There was no reason why counsel should be torn between their duty to their
client and to the court. The duties owed to the court and counsel’s independence
were higher duties which might excuse the breach of the duty owed to the client:
at [42] to [45].
(3) The argument that if counsel were liable for negligence, they would
engage in defensive litigation by being prolix and pursuing unnecessary
arguments was also adequately controlled by imposing hearing fees, case-
management by the courts, intervention by judges and award of costs: at [47].
(4) In respect of the general privilege conferred on participants in a trial
which exempted them from actions in defamation, this did not grant immunity
from negligence but merely protected freedom of speech. It was therefore
irrelevant to this suit: at [49].
(5) In respect of the question of abuse of process, this concerned mainly the
fear of re-litigation of issues settled in the earlier hearing when counsel were
sued subsequently for negligence. However the difficulties with re-litigation
were not insurmountable. The fear was also strongest only in the context of
criminal trials where it was necessary to ensure that criminal convictions were
challenged in the proper forum as part of the criminal trial process. Many of the
problems highlighted in the English cases would not be faced in Singapore as
juries were no longer in use here. Any difficulties that did remain act as a
deterrent against frivolous suits by disgruntled litigants and militate strongly
against trigger-happy tendencies. In any case no such considerations applied to a
claim of negligence in the conduct of civil matters: at [51] to [53].

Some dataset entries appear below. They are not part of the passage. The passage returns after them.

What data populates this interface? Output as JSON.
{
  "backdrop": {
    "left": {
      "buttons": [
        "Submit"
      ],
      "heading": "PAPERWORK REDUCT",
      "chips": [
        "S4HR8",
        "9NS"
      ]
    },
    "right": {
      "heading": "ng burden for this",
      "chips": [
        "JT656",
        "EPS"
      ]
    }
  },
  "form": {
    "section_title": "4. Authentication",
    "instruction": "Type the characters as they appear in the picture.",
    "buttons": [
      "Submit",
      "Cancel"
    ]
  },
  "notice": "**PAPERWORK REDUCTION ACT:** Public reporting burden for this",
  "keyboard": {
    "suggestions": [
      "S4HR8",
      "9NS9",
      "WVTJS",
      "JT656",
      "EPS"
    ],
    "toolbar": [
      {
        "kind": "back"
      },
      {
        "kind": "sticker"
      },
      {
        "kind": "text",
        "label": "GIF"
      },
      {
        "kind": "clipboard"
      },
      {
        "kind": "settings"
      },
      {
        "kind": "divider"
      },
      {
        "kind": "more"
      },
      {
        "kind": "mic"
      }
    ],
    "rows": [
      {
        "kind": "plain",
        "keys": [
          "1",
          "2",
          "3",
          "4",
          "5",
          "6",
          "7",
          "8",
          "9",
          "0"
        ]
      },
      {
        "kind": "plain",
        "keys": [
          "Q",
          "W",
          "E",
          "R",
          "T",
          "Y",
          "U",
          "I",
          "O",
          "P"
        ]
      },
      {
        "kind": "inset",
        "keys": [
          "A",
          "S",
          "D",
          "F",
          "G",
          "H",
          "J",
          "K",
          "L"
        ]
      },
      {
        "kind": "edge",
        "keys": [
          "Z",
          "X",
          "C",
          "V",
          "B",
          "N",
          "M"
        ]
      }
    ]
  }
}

(6) Therefore, the public policy considerations that led to the Rondel v
Worsley immunity did not apply in Singapore. A claim in negligence against an
advocate and solicitor in respect of the conduct of proceedings in court was not
barred save where that claim was against the conduct of a criminal case. In such
a case, the bar to the suit arose not because of an immunity granted to the
advocate and solicitor but because the suit would be an abuse of the court
process: at [55].
(7) The only duty of care owed by the firm was the general duty to conduct
proceedings with due diligence and speed and not to cause any delays [at 56].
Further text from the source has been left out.